Industri makanan merupakan sektor industri yang sangat penting. Ketahanan pangan menjadi isu yang krusial di beberapa negara kurang berkembang dan menuntut adanya perubahan dan distribusi pangan yang lebih seimbang. Mengapa? Karena menurut PBB sepertiga hasil produksi merupakan limbah industri pangan. 1.3 milyar makanan dibuang setiap tahunnya dan menurut pemimpin Vatikan, Paus Francis, hal ini disebabkan karena ‘budaya membuang’ (culture of waste) di negara-negara maju. Hal ini tentu saja mengenaskan melihat masih ada masyarakat di belahan dunia lain mengalami kelaparan. PBB bahkan mendata 870 juta orang mengalami kelaparan dan 2 milyar orang masih mengalami mal-nutrisi dan defisiensi nutrisi.

Butuh Peran Terintegrasi

rantai limbah industri pangan

rantai limbah industri pangan

Penanganan limbah industri pangan memang kompleks khususnya berhubungan dengan konsumen. Menurut rantai food loss FAO, persentase pembuangan makanan paling banyak ada di tangan konsumen. Konsumen membuang 27-33% makanan dari rangkaian yang melibatkan pembuangan selama proses produksi, proses penyimpanan, proses pengemasan, dan distribusi. Hal ini juga menunjukkan bahwa pemegang rantai tertinggi dalam pembuangan makanan adalah masyarakat pada umumnya.

Berdasarkan fakta tersebut, FAO melalui bantuan pemerintah tiap negara mengembangkan sebuah pembaruan dalam pengurangan limbah industri pangan. Eropa menjadi region yang menanggapi hal ini dengan serius. Parlemen Eropa mengadopsi sebiah resolusi yang berkomitmen terhadap Uni Eropa untuk memotong setengah dari jumlah pembuangan makanan hingga tahun 2020. Dan tahun 2013 merupakan “Tahun Eropa Anti-Pembuangan Makanan”.

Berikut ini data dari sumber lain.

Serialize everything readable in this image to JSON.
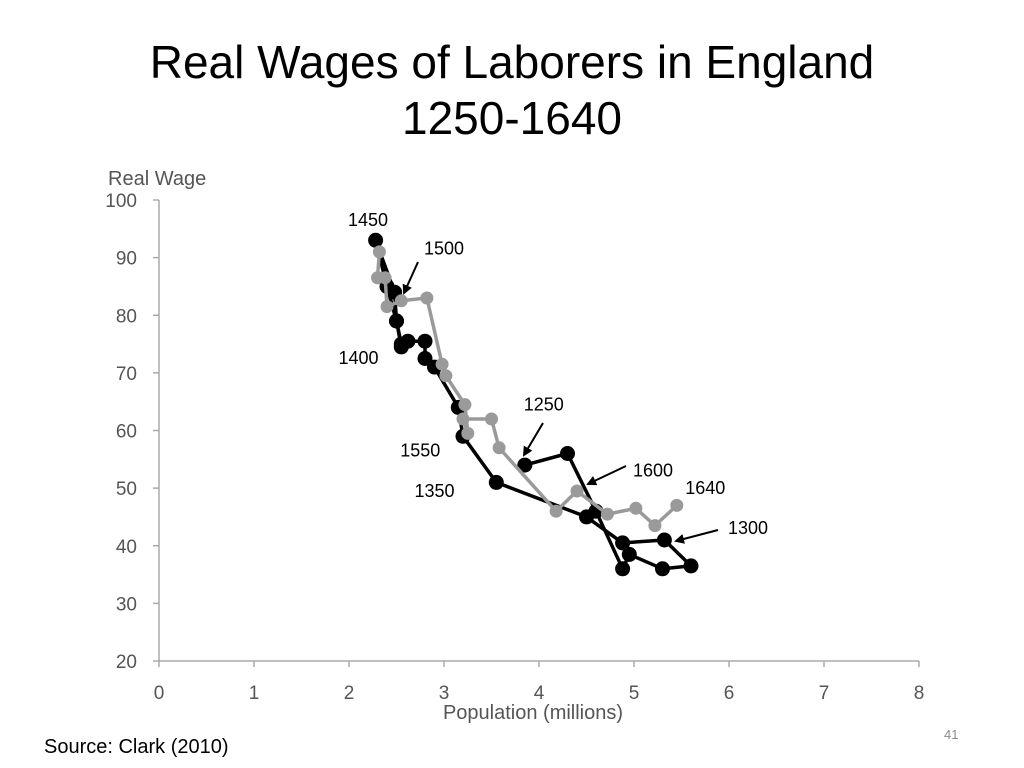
{
  "slide": {
    "title_line1": "Real Wages of Laborers in England",
    "title_line2": "1250-1640",
    "source": "Source: Clark (2010)",
    "page_number": "41"
  },
  "chart_data": {
    "type": "line",
    "title": "Real Wages of Laborers in England 1250-1640",
    "xlabel": "Population (millions)",
    "ylabel": "Real Wage",
    "xlim": [
      0,
      8
    ],
    "ylim": [
      20,
      100
    ],
    "xticks": [
      0,
      1,
      2,
      3,
      4,
      5,
      6,
      7,
      8
    ],
    "yticks": [
      20,
      30,
      40,
      50,
      60,
      70,
      80,
      90,
      100
    ],
    "grid": false,
    "series": [
      {
        "color": "#000000",
        "points": [
          [
            3.85,
            54
          ],
          [
            4.3,
            56
          ],
          [
            4.6,
            46
          ],
          [
            4.88,
            36
          ],
          [
            4.95,
            38.5
          ],
          [
            5.3,
            36
          ],
          [
            5.6,
            36.5
          ],
          [
            5.32,
            41
          ],
          [
            4.88,
            40.5
          ],
          [
            4.5,
            45
          ],
          [
            3.55,
            51
          ],
          [
            3.2,
            59
          ],
          [
            3.15,
            64
          ],
          [
            2.9,
            71
          ],
          [
            2.8,
            72.5
          ],
          [
            2.8,
            75.5
          ],
          [
            2.62,
            75.5
          ],
          [
            2.55,
            74.5
          ],
          [
            2.5,
            79
          ],
          [
            2.48,
            84
          ],
          [
            2.28,
            93
          ],
          [
            2.4,
            85
          ],
          [
            2.5,
            79
          ],
          [
            2.55,
            75
          ]
        ]
      },
      {
        "color": "#9a9a9a",
        "points": [
          [
            2.32,
            91
          ],
          [
            2.3,
            86.5
          ],
          [
            2.38,
            86.5
          ],
          [
            2.4,
            81.5
          ],
          [
            2.55,
            82.5
          ],
          [
            2.82,
            83
          ],
          [
            2.98,
            71.5
          ],
          [
            3.02,
            69.5
          ],
          [
            3.22,
            64.5
          ],
          [
            3.25,
            59.5
          ],
          [
            3.2,
            62
          ],
          [
            3.5,
            62
          ],
          [
            3.58,
            57
          ],
          [
            4.18,
            46
          ],
          [
            4.4,
            49.5
          ],
          [
            4.72,
            45.5
          ],
          [
            5.02,
            46.5
          ],
          [
            5.22,
            43.5
          ],
          [
            5.45,
            47
          ]
        ]
      }
    ],
    "annotations": [
      {
        "text": "1450",
        "x": 2.2,
        "y": 95.5
      },
      {
        "text": "1500",
        "x": 3.0,
        "y": 90.5
      },
      {
        "text": "1400",
        "x": 2.1,
        "y": 71.5
      },
      {
        "text": "1250",
        "x": 4.05,
        "y": 63.5
      },
      {
        "text": "1550",
        "x": 2.75,
        "y": 55.5
      },
      {
        "text": "1600",
        "x": 5.2,
        "y": 52
      },
      {
        "text": "1350",
        "x": 2.9,
        "y": 48.5
      },
      {
        "text": "1640",
        "x": 5.75,
        "y": 49
      },
      {
        "text": "1300",
        "x": 6.2,
        "y": 42
      }
    ]
  }
}
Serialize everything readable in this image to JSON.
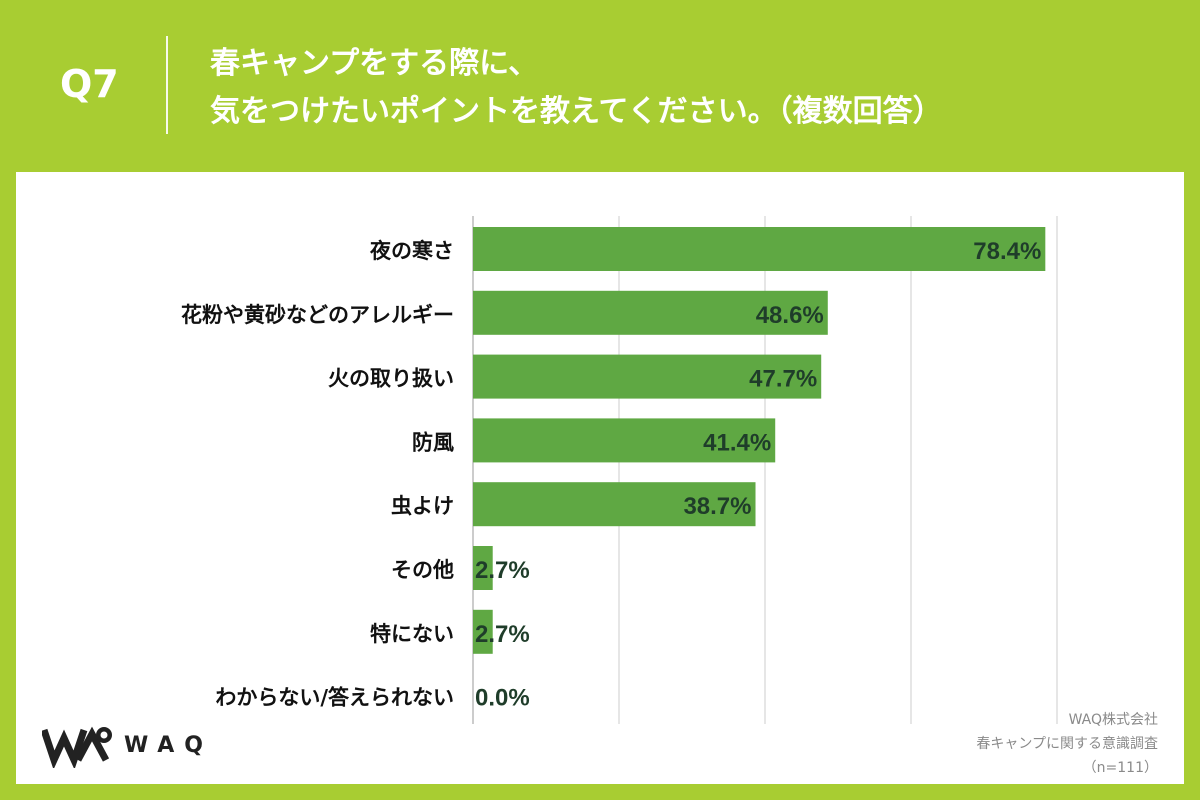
{
  "header": {
    "question_number": "Q7",
    "title_line1": "春キャンプをする際に、",
    "title_line2": "気をつけたいポイントを教えてください。（複数回答）"
  },
  "colors": {
    "background": "#a8cd32",
    "bar": "#5fa843",
    "value_text": "#1f3d2a",
    "grid": "#cccccc"
  },
  "chart_data": {
    "type": "bar",
    "orientation": "horizontal",
    "categories": [
      "夜の寒さ",
      "花粉や黄砂などのアレルギー",
      "火の取り扱い",
      "防風",
      "虫よけ",
      "その他",
      "特にない",
      "わからない/答えられない"
    ],
    "values": [
      78.4,
      48.6,
      47.7,
      41.4,
      38.7,
      2.7,
      2.7,
      0.0
    ],
    "value_labels": [
      "78.4%",
      "48.6%",
      "47.7%",
      "41.4%",
      "38.7%",
      "2.7%",
      "2.7%",
      "0.0%"
    ],
    "xlim": [
      0,
      80
    ],
    "grid": true
  },
  "logo": {
    "text": "WAQ"
  },
  "source": {
    "company": "WAQ株式会社",
    "survey": "春キャンプに関する意識調査",
    "sample": "（n=111）"
  }
}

Maka masyarakat Eropa saat ini sedang digiring untuk berkontribusi pada ketahanan pangan yang di masa depan akan mempertahankan keamanan nasional negara. Efisiensi dalam mengonsumsi makanan merupakan elemen utama karena sering kali pembuangan makanan dalam jumlah besar terjadi karena ketidaktepatan dalam penghitungan konsumsi. Hal ini dapat diantisipasi melalui dukungan pemerintah kepada warganya sebagi bagian dari rantai makanan tertinggi.